Limitations of this theory
Results of further long term naturalistic studies would be informative as to whether the effects described above are sustained over time.
Many of these effects could also result from other forms of exercise. Comparative studies measuring these markers in yogis and athletes of a similar age would be required to find out whether yoga practice has a greater or different effect than other physical activity.
Larger studies are needed - at present only relatively few exist, involving relatively small numbers of people. More studies of diverse populations are required.
Several studies found that yoga interventions are generally effective in reducing body weight, blood pressure, glucose level and high cholesterol, but only a few studies examined long-term adherence.
Animal studies cannot always be directly correlated with humans; the results of animal experiments are unreliable when attempting to extrapolate to humans. Although I have referred to animal studies, personally I believe experimentation on animals to be unethical and often very cruel. What we really need is more human studies.
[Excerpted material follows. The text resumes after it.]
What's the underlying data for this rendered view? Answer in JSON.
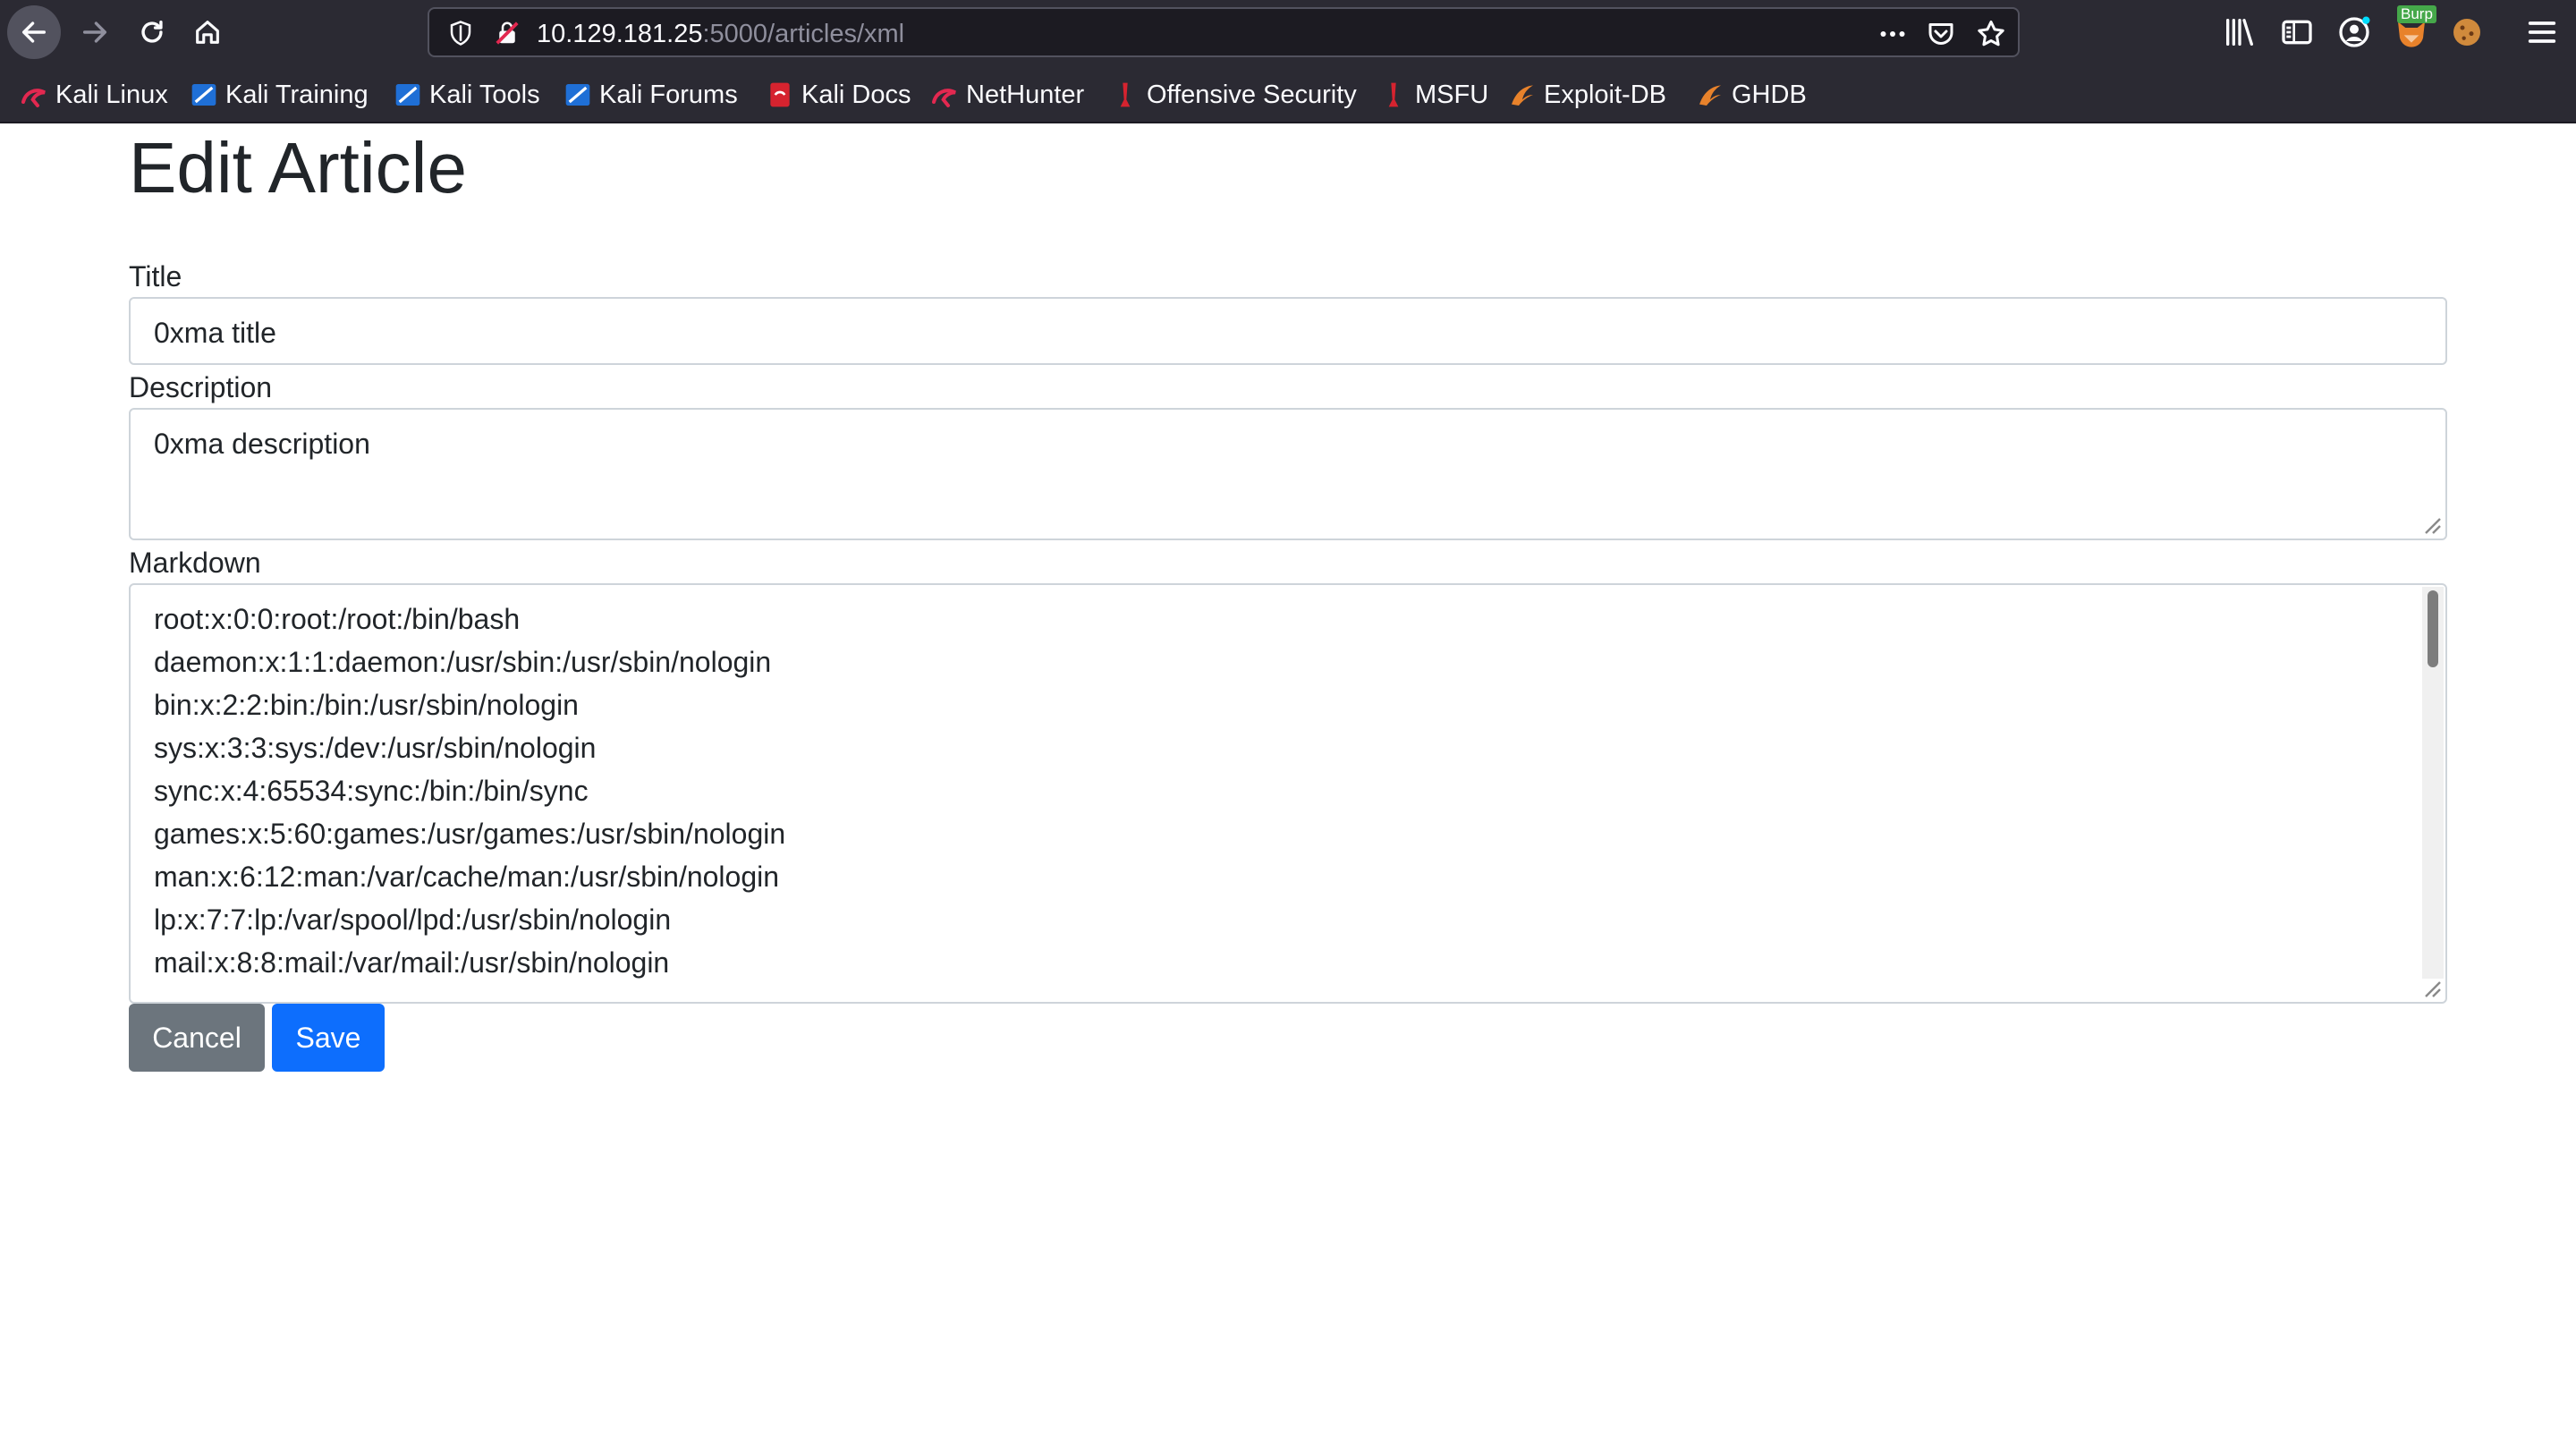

Furthermore, in her blog, Sandy Szwarc points out that in a recent CR study on rhesus monkeys, if deaths from factors other than age related diseases are taken into account, there is in fact no significant difference in lifespan between CR and non CR animals. Also, the control group were actually overfed by 20%.
Reviews of other animal CR studies looking at causes of mortality other than old age would be enlightening.
Finally, it may be found that the hypothesised biomarkers of longevity actually have little or no significance in extending longevity. For example, as we find out more about the SIR2 gene, many currently widely accepted theories may be discarded.
It is the side effects of CR, the so called biomarkers of longevity , that appear to delay the onset of age related chronic disease and extend longevity.
Insulin resistance seems to be a major factor contributing to age related disease, possibly the most important factor. However the lowered BMR of yoga practitioners is particularly interesting, as it is a curious and rather anomalous effect.
There is a high incidence of obesity related disease in westerners; the average western diet is over caloric. However the more extreme CR has associated health risks.
The risks and possible negative side effects of calorie restriction include hunger, malnutrition, eating disorders, reproductive issues in women, osteoporosis, sensitivity to cold, and slower healing. On top of this there may be as yet unknown long term side effects.
It has been found that some yoga practitioners do in fact practice caloric restriction. The yogis interviewed by Dr Bushell at the Kumbha Mela festival in 2001 followed a classic Indian form of CR based on 1-2 small meals a day consisting of legumes, milk, and augmented with fresh vegetables and fruit.
Simon Borg-Olivier lives on a diet of mostly raw fruit and vegetables, and seems extremely strong and healthy. He would make a particularly interesting case study; it seems possible that he could live to a very old age.
All of the physiological factors - a lowered BMR, with increased insulin sensitivity and lower insulin levels, increased melatonin and DHEA, and better cholesterol levels - appear likely contribute to longevity and health into old age with consistent yoga practice.
The combined metabolic effect of the practices of asana, pranayama and meditation may work in synergy with other physical effects, possibly setting yoga practice apart from other forms of exercise in delaying or preventing the onset of age related disease.
Yoga practice is a natural and healthy way to potentially achieve many of the benefits of CR, without the associated risks, and in this manner to aid in slowing the aging process.